Paul Ladewski served as the first Daily Southtown sports editor, and he went on to become a Lisagor Award-winner as well as the 2005 Illinois Sports Columnist of the Year. He was the only Chicago beat writer to cover the Michael Jordan era in Chicago from start to finish (1984-1998). As a member of the Baseball Writers' Association of America, in the wake of the steroids controversy, Ladewski touched off a nationwide debate and raised awareness with the only known blank ballot in the 2007 National Baseball Hall of Fame election.
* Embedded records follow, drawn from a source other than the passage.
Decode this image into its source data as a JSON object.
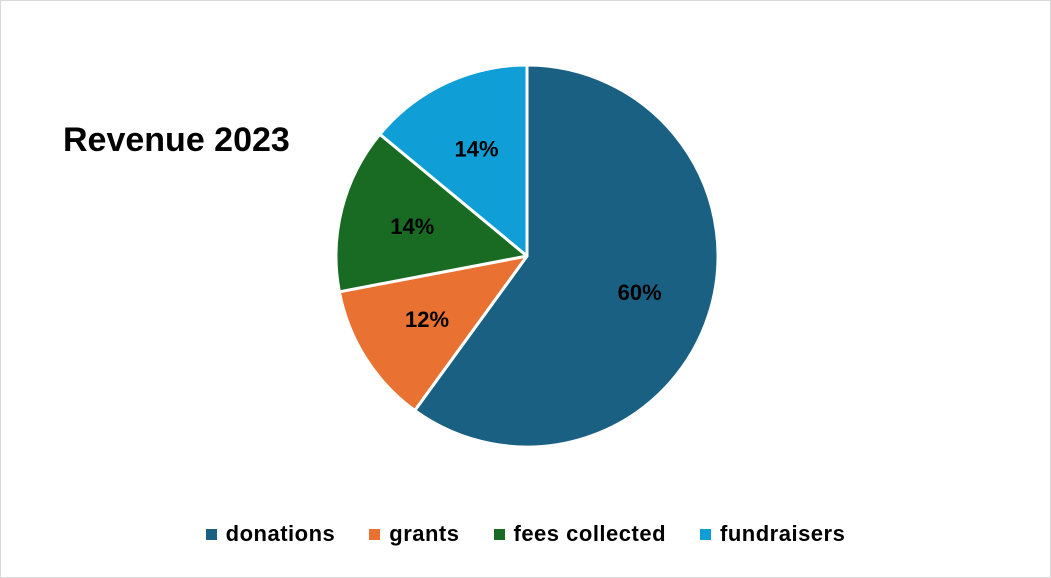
{
  "chart_data": {
    "type": "pie",
    "title": "Revenue 2023",
    "slices": [
      {
        "name": "donations",
        "value": 60,
        "label": "60%",
        "color": "#1a6083"
      },
      {
        "name": "grants",
        "value": 12,
        "label": "12%",
        "color": "#e97132"
      },
      {
        "name": "fees collected",
        "value": 14,
        "label": "14%",
        "color": "#196b24"
      },
      {
        "name": "fundraisers",
        "value": 14,
        "label": "14%",
        "color": "#0f9ed5"
      }
    ],
    "start_angle_deg": 0,
    "direction": "clockwise",
    "legend_position": "bottom",
    "slice_border_color": "#ffffff"
  }
}
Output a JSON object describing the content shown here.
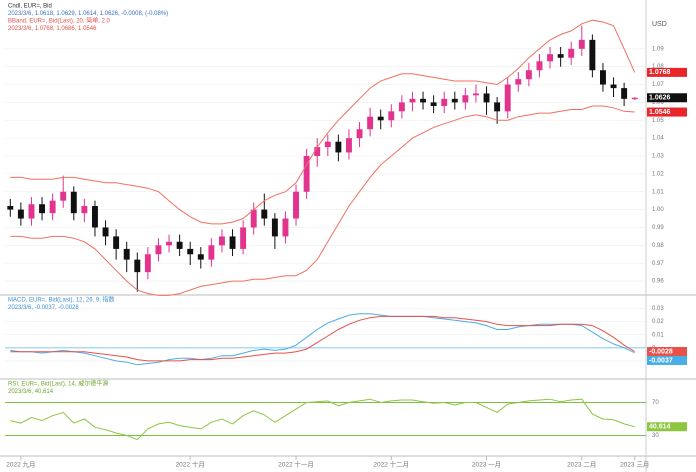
{
  "chart_data": [
    {
      "type": "candlestick",
      "legend": [
        "Cndl, EUR=, Bid",
        "2023/3/6, 1.0618, 1.0629, 1.0614, 1.0626, -0.0008, (-0.08%)",
        "BBand, EUR=, Bid(Last), 20, 简单, 2.0",
        "2023/3/6, 1.0768, 1.0686, 1.0546"
      ],
      "y_axis_label": "USD",
      "categories": [
        null,
        "2022 九月",
        null,
        null,
        null,
        null,
        null,
        null,
        null,
        null,
        null,
        null,
        null,
        null,
        null,
        null,
        null,
        "2022 十月",
        null,
        null,
        null,
        null,
        null,
        null,
        null,
        null,
        null,
        "2022 十一月",
        null,
        null,
        null,
        null,
        null,
        null,
        null,
        null,
        "2022 十二月",
        null,
        null,
        null,
        null,
        null,
        null,
        null,
        null,
        "2023 一月",
        null,
        null,
        null,
        null,
        null,
        null,
        null,
        null,
        "2023 二月",
        null,
        null,
        null,
        null,
        "2023 三月"
      ],
      "open": [
        1.002,
        1.0,
        0.995,
        1.003,
        0.998,
        1.005,
        1.01,
        0.998,
        1.002,
        0.99,
        0.985,
        0.978,
        0.972,
        0.965,
        0.975,
        0.98,
        0.982,
        0.978,
        0.975,
        0.972,
        0.98,
        0.985,
        0.978,
        0.99,
        1.0,
        0.995,
        0.985,
        0.995,
        1.01,
        1.03,
        1.035,
        1.038,
        1.032,
        1.04,
        1.045,
        1.052,
        1.05,
        1.055,
        1.06,
        1.062,
        1.06,
        1.058,
        1.062,
        1.06,
        1.064,
        1.065,
        1.06,
        1.055,
        1.07,
        1.073,
        1.078,
        1.083,
        1.087,
        1.085,
        1.09,
        1.095,
        1.078,
        1.07,
        1.068,
        1.0618
      ],
      "high": [
        1.006,
        1.004,
        1.007,
        1.007,
        1.009,
        1.019,
        1.013,
        1.006,
        1.005,
        0.994,
        0.989,
        0.982,
        0.976,
        0.979,
        0.984,
        0.986,
        0.986,
        0.982,
        0.979,
        0.984,
        0.989,
        0.989,
        0.994,
        1.004,
        1.009,
        0.998,
        0.999,
        1.014,
        1.034,
        1.04,
        1.042,
        1.042,
        1.045,
        1.049,
        1.057,
        1.056,
        1.059,
        1.064,
        1.066,
        1.066,
        1.064,
        1.066,
        1.066,
        1.068,
        1.07,
        1.069,
        1.063,
        1.074,
        1.077,
        1.082,
        1.087,
        1.091,
        1.091,
        1.094,
        1.103,
        1.098,
        1.082,
        1.074,
        1.071,
        1.0629
      ],
      "low": [
        0.996,
        0.991,
        0.991,
        0.994,
        0.994,
        1.001,
        0.994,
        0.993,
        0.985,
        0.98,
        0.972,
        0.965,
        0.954,
        0.961,
        0.971,
        0.976,
        0.974,
        0.969,
        0.967,
        0.968,
        0.976,
        0.974,
        0.975,
        0.986,
        0.991,
        0.978,
        0.981,
        0.991,
        1.006,
        1.024,
        1.03,
        1.027,
        1.028,
        1.035,
        1.041,
        1.045,
        1.046,
        1.051,
        1.055,
        1.056,
        1.054,
        1.054,
        1.056,
        1.056,
        1.06,
        1.053,
        1.048,
        1.051,
        1.066,
        1.069,
        1.074,
        1.079,
        1.08,
        1.081,
        1.086,
        1.074,
        1.066,
        1.063,
        1.058,
        1.0614
      ],
      "close": [
        1.0,
        0.995,
        1.003,
        0.998,
        1.005,
        1.01,
        0.998,
        1.002,
        0.99,
        0.985,
        0.978,
        0.972,
        0.965,
        0.975,
        0.98,
        0.982,
        0.978,
        0.975,
        0.972,
        0.98,
        0.985,
        0.978,
        0.99,
        1.0,
        0.995,
        0.985,
        0.995,
        1.01,
        1.03,
        1.035,
        1.038,
        1.032,
        1.04,
        1.045,
        1.052,
        1.05,
        1.055,
        1.06,
        1.062,
        1.06,
        1.058,
        1.062,
        1.06,
        1.064,
        1.065,
        1.06,
        1.055,
        1.07,
        1.073,
        1.078,
        1.083,
        1.087,
        1.085,
        1.09,
        1.095,
        1.078,
        1.07,
        1.068,
        1.062,
        1.0626
      ],
      "upper": [
        1.018,
        1.018,
        1.017,
        1.017,
        1.017,
        1.018,
        1.018,
        1.017,
        1.016,
        1.015,
        1.015,
        1.014,
        1.013,
        1.012,
        1.01,
        1.005,
        1.0,
        0.996,
        0.993,
        0.992,
        0.992,
        0.993,
        0.995,
        1.0,
        1.005,
        1.008,
        1.01,
        1.015,
        1.025,
        1.035,
        1.043,
        1.05,
        1.056,
        1.062,
        1.068,
        1.072,
        1.074,
        1.076,
        1.076,
        1.075,
        1.074,
        1.073,
        1.072,
        1.072,
        1.072,
        1.071,
        1.07,
        1.074,
        1.079,
        1.085,
        1.09,
        1.095,
        1.098,
        1.1,
        1.104,
        1.106,
        1.105,
        1.103,
        1.09,
        1.0768
      ],
      "lower": [
        0.985,
        0.985,
        0.984,
        0.984,
        0.985,
        0.985,
        0.984,
        0.982,
        0.978,
        0.972,
        0.966,
        0.96,
        0.955,
        0.953,
        0.952,
        0.952,
        0.953,
        0.955,
        0.957,
        0.958,
        0.959,
        0.96,
        0.96,
        0.961,
        0.961,
        0.962,
        0.963,
        0.963,
        0.966,
        0.972,
        0.982,
        0.992,
        1.002,
        1.01,
        1.018,
        1.025,
        1.03,
        1.035,
        1.04,
        1.043,
        1.046,
        1.048,
        1.05,
        1.052,
        1.053,
        1.052,
        1.05,
        1.05,
        1.052,
        1.053,
        1.054,
        1.054,
        1.055,
        1.056,
        1.056,
        1.058,
        1.058,
        1.057,
        1.055,
        1.0546
      ],
      "up_color": "#e2348f",
      "down_color": "#111111",
      "band_color": "#f0705e",
      "ylim": [
        0.955,
        1.105
      ],
      "yticks": [
        0.96,
        0.97,
        0.98,
        0.99,
        {
          "value": 1,
          "label": "1.00"
        },
        1.01,
        1.02,
        1.03,
        1.04,
        1.05,
        1.06,
        1.07,
        1.08,
        1.09
      ],
      "grid": true
    },
    {
      "type": "line",
      "legend": [
        "MACD, EUR=, Bid(Last), 12, 26, 9, 指数",
        "2023/3/6, -0.0037, -0.0028"
      ],
      "series": [
        {
          "color": "#4aaee6",
          "values": [
            -0.002,
            -0.003,
            -0.003,
            -0.004,
            -0.003,
            -0.002,
            -0.003,
            -0.004,
            -0.006,
            -0.008,
            -0.01,
            -0.011,
            -0.013,
            -0.012,
            -0.011,
            -0.009,
            -0.008,
            -0.008,
            -0.009,
            -0.008,
            -0.006,
            -0.006,
            -0.004,
            -0.002,
            -0.001,
            -0.002,
            -0.001,
            0.002,
            0.008,
            0.014,
            0.019,
            0.022,
            0.025,
            0.026,
            0.026,
            0.025,
            0.024,
            0.024,
            0.024,
            0.024,
            0.023,
            0.022,
            0.021,
            0.02,
            0.019,
            0.017,
            0.014,
            0.014,
            0.016,
            0.017,
            0.018,
            0.018,
            0.018,
            0.018,
            0.017,
            0.012,
            0.007,
            0.003,
            0.0,
            -0.0037
          ]
        },
        {
          "color": "#e8504a",
          "values": [
            -0.003,
            -0.003,
            -0.003,
            -0.003,
            -0.003,
            -0.003,
            -0.003,
            -0.003,
            -0.004,
            -0.005,
            -0.006,
            -0.007,
            -0.009,
            -0.01,
            -0.01,
            -0.01,
            -0.01,
            -0.009,
            -0.009,
            -0.009,
            -0.008,
            -0.008,
            -0.007,
            -0.006,
            -0.005,
            -0.004,
            -0.004,
            -0.003,
            -0.001,
            0.004,
            0.009,
            0.014,
            0.018,
            0.021,
            0.023,
            0.024,
            0.024,
            0.024,
            0.024,
            0.024,
            0.024,
            0.023,
            0.023,
            0.022,
            0.021,
            0.02,
            0.018,
            0.017,
            0.017,
            0.017,
            0.017,
            0.017,
            0.018,
            0.018,
            0.018,
            0.017,
            0.013,
            0.008,
            0.002,
            -0.0028
          ]
        }
      ],
      "zero_color": "#8fd0f0",
      "ylim": [
        -0.02,
        0.035
      ],
      "yticks": [
        -0.01,
        0,
        0.01,
        0.02,
        0.03
      ],
      "grid": true
    },
    {
      "type": "line",
      "legend": [
        "RSI, EUR=, Bid(Last), 14, 威尔德平滑",
        "2023/3/6, 40.614"
      ],
      "series": [
        {
          "color": "#8cc63f",
          "values": [
            48,
            45,
            52,
            48,
            54,
            58,
            45,
            50,
            40,
            37,
            33,
            30,
            25,
            38,
            44,
            46,
            42,
            40,
            38,
            46,
            50,
            44,
            54,
            60,
            55,
            46,
            54,
            62,
            70,
            71,
            72,
            66,
            70,
            72,
            74,
            70,
            72,
            73,
            73,
            71,
            69,
            70,
            67,
            70,
            70,
            64,
            58,
            68,
            70,
            72,
            73,
            74,
            71,
            73,
            74,
            56,
            50,
            49,
            44,
            40.614
          ]
        }
      ],
      "level_color": "#7cc242",
      "ylim": [
        10,
        90
      ],
      "yticks": [
        30,
        70
      ],
      "grid": true
    }
  ]
}
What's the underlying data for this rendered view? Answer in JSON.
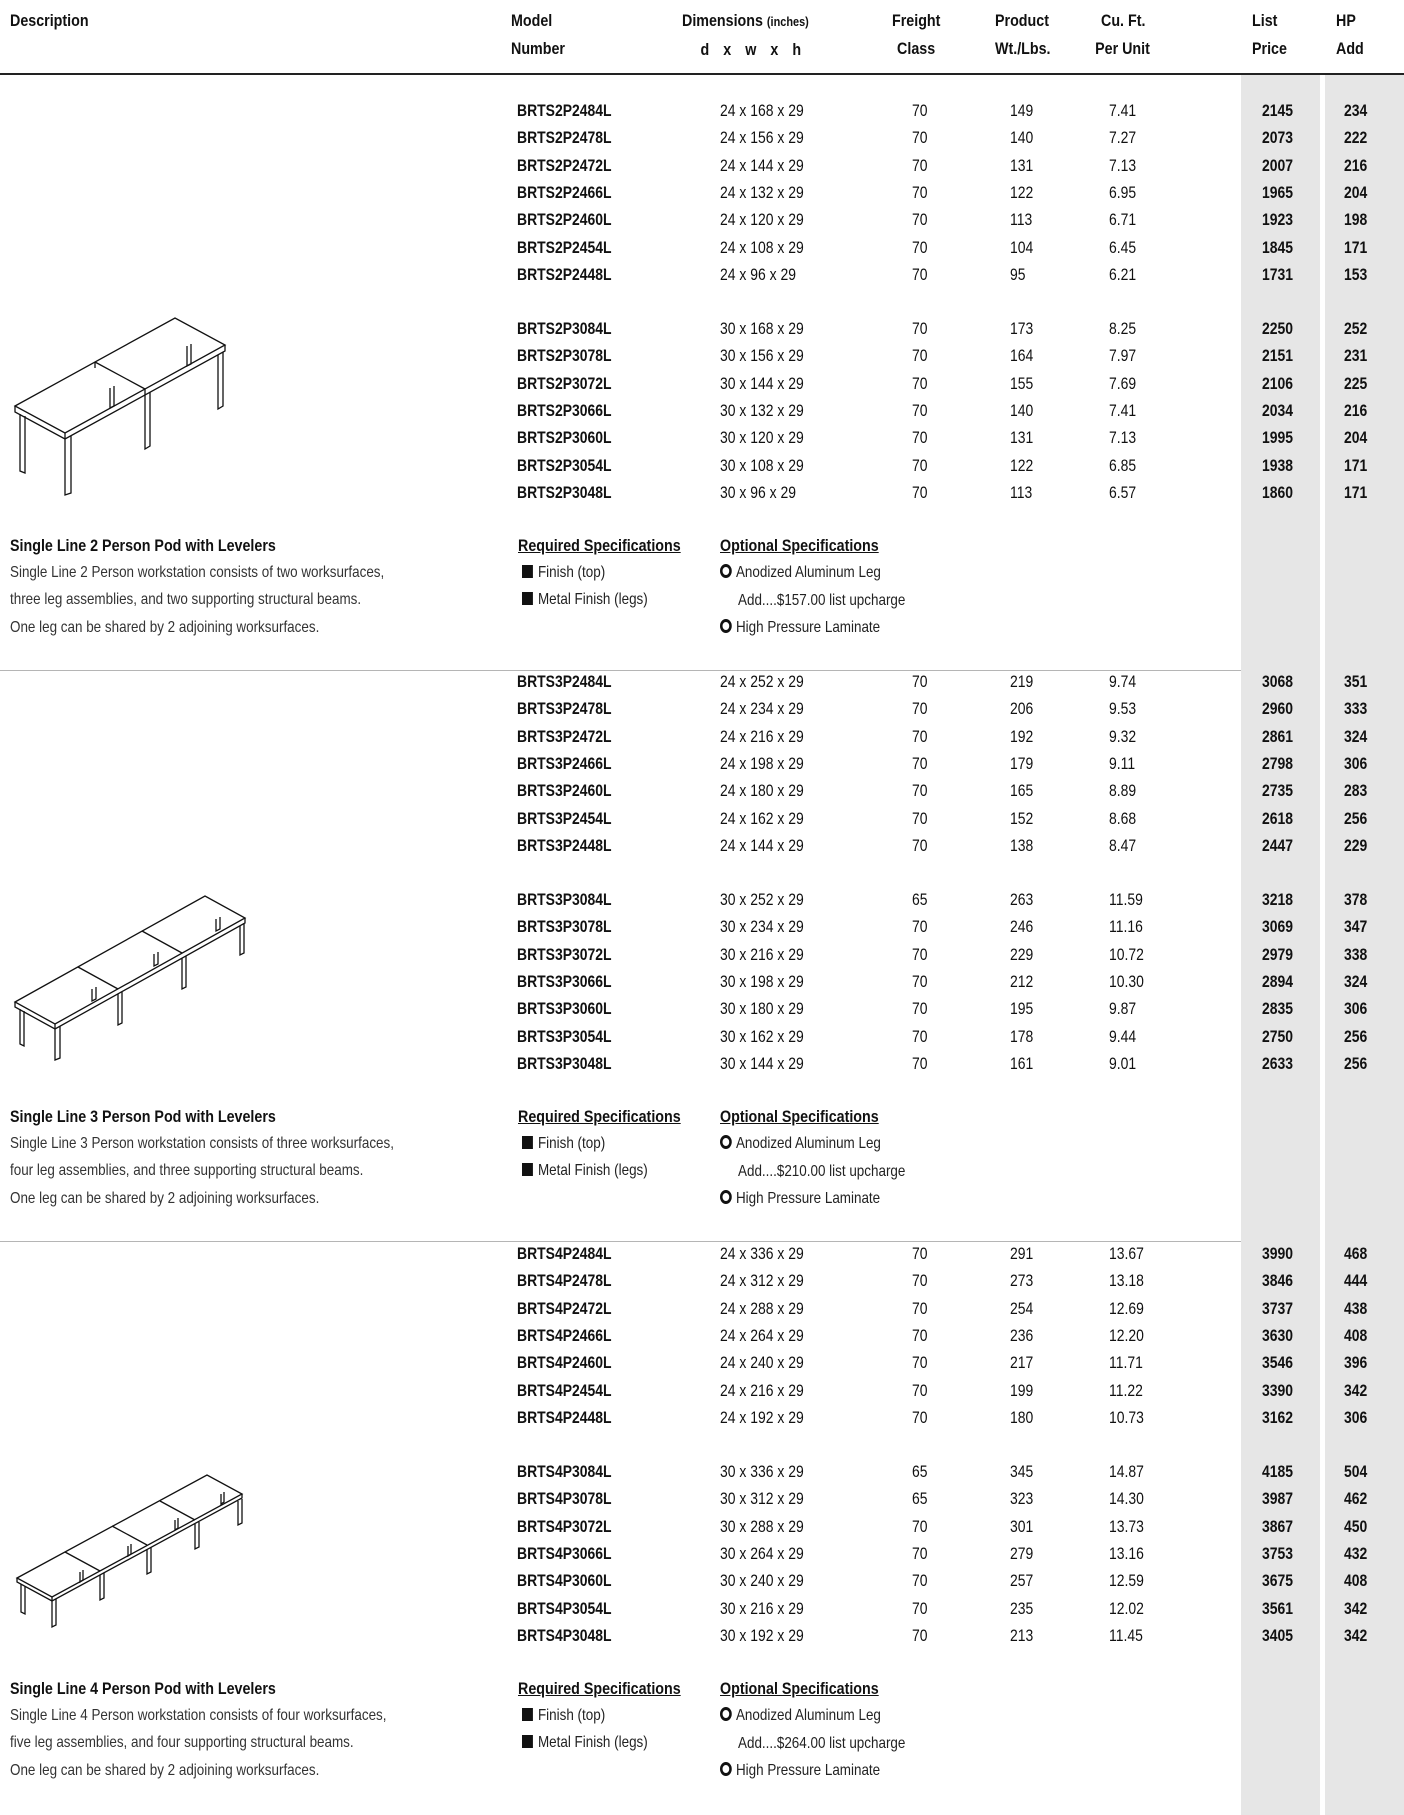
{
  "header": {
    "description": "Description",
    "model_line1": "Model",
    "model_line2": "Number",
    "dimensions_line1": "Dimensions",
    "dimensions_unit": "(inches)",
    "dimensions_line2": "d x w x h",
    "freight_line1": "Freight",
    "freight_line2": "Class",
    "weight_line1": "Product",
    "weight_line2": "Wt./Lbs.",
    "cuft_line1": "Cu. Ft.",
    "cuft_line2": "Per Unit",
    "price_line1": "List",
    "price_line2": "Price",
    "hp_line1": "HP",
    "hp_line2": "Add"
  },
  "sections": [
    {
      "title": "Single Line 2 Person Pod with Levelers",
      "description": [
        "Single Line 2 Person workstation consists of two worksurfaces,",
        "three leg assemblies, and two supporting structural beams.",
        "One leg can be shared by 2 adjoining worksurfaces."
      ],
      "required_heading": "Required Specifications",
      "required": [
        "Finish (top)",
        "Metal Finish (legs)"
      ],
      "optional_heading": "Optional Specifications",
      "optional_1": "Anodized Aluminum Leg",
      "optional_1_note": "Add....$157.00 list upcharge",
      "optional_2": "High Pressure Laminate",
      "group1": [
        [
          "BRTS2P2484L",
          "24 x 168 x 29",
          "70",
          "149",
          "7.41",
          "2145",
          "234"
        ],
        [
          "BRTS2P2478L",
          "24 x 156 x 29",
          "70",
          "140",
          "7.27",
          "2073",
          "222"
        ],
        [
          "BRTS2P2472L",
          "24 x 144 x 29",
          "70",
          "131",
          "7.13",
          "2007",
          "216"
        ],
        [
          "BRTS2P2466L",
          "24 x 132 x 29",
          "70",
          "122",
          "6.95",
          "1965",
          "204"
        ],
        [
          "BRTS2P2460L",
          "24 x 120 x 29",
          "70",
          "113",
          "6.71",
          "1923",
          "198"
        ],
        [
          "BRTS2P2454L",
          "24 x 108 x 29",
          "70",
          "104",
          "6.45",
          "1845",
          "171"
        ],
        [
          "BRTS2P2448L",
          "24 x 96 x 29",
          "70",
          "95",
          "6.21",
          "1731",
          "153"
        ]
      ],
      "group2": [
        [
          "BRTS2P3084L",
          "30 x 168 x 29",
          "70",
          "173",
          "8.25",
          "2250",
          "252"
        ],
        [
          "BRTS2P3078L",
          "30 x 156 x 29",
          "70",
          "164",
          "7.97",
          "2151",
          "231"
        ],
        [
          "BRTS2P3072L",
          "30 x 144 x 29",
          "70",
          "155",
          "7.69",
          "2106",
          "225"
        ],
        [
          "BRTS2P3066L",
          "30 x 132 x 29",
          "70",
          "140",
          "7.41",
          "2034",
          "216"
        ],
        [
          "BRTS2P3060L",
          "30 x 120 x 29",
          "70",
          "131",
          "7.13",
          "1995",
          "204"
        ],
        [
          "BRTS2P3054L",
          "30 x 108 x 29",
          "70",
          "122",
          "6.85",
          "1938",
          "171"
        ],
        [
          "BRTS2P3048L",
          "30 x 96 x 29",
          "70",
          "113",
          "6.57",
          "1860",
          "171"
        ]
      ]
    },
    {
      "title": "Single Line 3 Person Pod with Levelers",
      "description": [
        "Single Line 3 Person workstation consists of three worksurfaces,",
        "four leg assemblies, and three supporting structural beams.",
        "One leg can be shared by 2 adjoining worksurfaces."
      ],
      "required_heading": "Required Specifications",
      "required": [
        "Finish (top)",
        "Metal Finish (legs)"
      ],
      "optional_heading": "Optional Specifications",
      "optional_1": "Anodized Aluminum Leg",
      "optional_1_note": "Add....$210.00 list upcharge",
      "optional_2": "High Pressure Laminate",
      "group1": [
        [
          "BRTS3P2484L",
          "24 x 252 x 29",
          "70",
          "219",
          "9.74",
          "3068",
          "351"
        ],
        [
          "BRTS3P2478L",
          "24 x 234 x 29",
          "70",
          "206",
          "9.53",
          "2960",
          "333"
        ],
        [
          "BRTS3P2472L",
          "24 x 216 x 29",
          "70",
          "192",
          "9.32",
          "2861",
          "324"
        ],
        [
          "BRTS3P2466L",
          "24 x 198 x 29",
          "70",
          "179",
          "9.11",
          "2798",
          "306"
        ],
        [
          "BRTS3P2460L",
          "24 x 180 x 29",
          "70",
          "165",
          "8.89",
          "2735",
          "283"
        ],
        [
          "BRTS3P2454L",
          "24 x 162 x 29",
          "70",
          "152",
          "8.68",
          "2618",
          "256"
        ],
        [
          "BRTS3P2448L",
          "24 x 144 x 29",
          "70",
          "138",
          "8.47",
          "2447",
          "229"
        ]
      ],
      "group2": [
        [
          "BRTS3P3084L",
          "30 x 252 x 29",
          "65",
          "263",
          "11.59",
          "3218",
          "378"
        ],
        [
          "BRTS3P3078L",
          "30 x 234 x 29",
          "70",
          "246",
          "11.16",
          "3069",
          "347"
        ],
        [
          "BRTS3P3072L",
          "30 x 216 x 29",
          "70",
          "229",
          "10.72",
          "2979",
          "338"
        ],
        [
          "BRTS3P3066L",
          "30 x 198 x 29",
          "70",
          "212",
          "10.30",
          "2894",
          "324"
        ],
        [
          "BRTS3P3060L",
          "30 x 180 x 29",
          "70",
          "195",
          "9.87",
          "2835",
          "306"
        ],
        [
          "BRTS3P3054L",
          "30 x 162 x 29",
          "70",
          "178",
          "9.44",
          "2750",
          "256"
        ],
        [
          "BRTS3P3048L",
          "30 x 144 x 29",
          "70",
          "161",
          "9.01",
          "2633",
          "256"
        ]
      ]
    },
    {
      "title": "Single Line 4 Person Pod with Levelers",
      "description": [
        "Single Line 4 Person workstation consists of four worksurfaces,",
        "five leg assemblies, and four supporting structural beams.",
        "One leg can be shared by 2 adjoining worksurfaces."
      ],
      "required_heading": "Required Specifications",
      "required": [
        "Finish (top)",
        "Metal Finish (legs)"
      ],
      "optional_heading": "Optional Specifications",
      "optional_1": "Anodized Aluminum Leg",
      "optional_1_note": "Add....$264.00 list upcharge",
      "optional_2": "High Pressure Laminate",
      "group1": [
        [
          "BRTS4P2484L",
          "24 x 336 x 29",
          "70",
          "291",
          "13.67",
          "3990",
          "468"
        ],
        [
          "BRTS4P2478L",
          "24 x 312 x 29",
          "70",
          "273",
          "13.18",
          "3846",
          "444"
        ],
        [
          "BRTS4P2472L",
          "24 x 288 x 29",
          "70",
          "254",
          "12.69",
          "3737",
          "438"
        ],
        [
          "BRTS4P2466L",
          "24 x 264 x 29",
          "70",
          "236",
          "12.20",
          "3630",
          "408"
        ],
        [
          "BRTS4P2460L",
          "24 x 240 x 29",
          "70",
          "217",
          "11.71",
          "3546",
          "396"
        ],
        [
          "BRTS4P2454L",
          "24 x 216 x 29",
          "70",
          "199",
          "11.22",
          "3390",
          "342"
        ],
        [
          "BRTS4P2448L",
          "24 x 192 x 29",
          "70",
          "180",
          "10.73",
          "3162",
          "306"
        ]
      ],
      "group2": [
        [
          "BRTS4P3084L",
          "30 x 336 x 29",
          "65",
          "345",
          "14.87",
          "4185",
          "504"
        ],
        [
          "BRTS4P3078L",
          "30 x 312 x 29",
          "65",
          "323",
          "14.30",
          "3987",
          "462"
        ],
        [
          "BRTS4P3072L",
          "30 x 288 x 29",
          "70",
          "301",
          "13.73",
          "3867",
          "450"
        ],
        [
          "BRTS4P3066L",
          "30 x 264 x 29",
          "70",
          "279",
          "13.16",
          "3753",
          "432"
        ],
        [
          "BRTS4P3060L",
          "30 x 240 x 29",
          "70",
          "257",
          "12.59",
          "3675",
          "408"
        ],
        [
          "BRTS4P3054L",
          "30 x 216 x 29",
          "70",
          "235",
          "12.02",
          "3561",
          "342"
        ],
        [
          "BRTS4P3048L",
          "30 x 192 x 29",
          "70",
          "213",
          "11.45",
          "3405",
          "342"
        ]
      ]
    }
  ]
}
In all, he covered more than 3,500 MLB, NBA, NHL and NFL games in multiple roles.

Kevin Carmody, environment reporter, won a 1999 George Polk Award, one of the nation's most prestigious prizes in journalism, for his stories on the official cover-up of the illness and death of employees exposed to toxic metals decades ago in A-bomb factories. His series "Deadly Silence" revealed how hundreds of scientists, tradesmen and secretaries at a Manhattan Project lab at the University of Chicago were carelessly exposed to the toxic metal beryllium, then for 45 years intentionally kept in the dark about the potentially deadly health consequences.

Cornelia Grumman, a 2003 Pulitzer Prize winning editorial writer at the Chicago Tribune for her death penalty editorials, was a reporter at the Southtown. Cathleen Falsani, author of The God Factor and now the religion reporter for the Sun-Times, got her start in newspapers as the religion beat writer for the Southtown. Other writers who cut their teeth on the news business at the Southtown include Mark Konkol 2011 Pulitzer Prize winner for the Chicago Sun-Times and now writer-at-large for DNAInfo.com, author-blogger-columnist Allison Hantschel and David Heinzmann of the Chicago Tribune.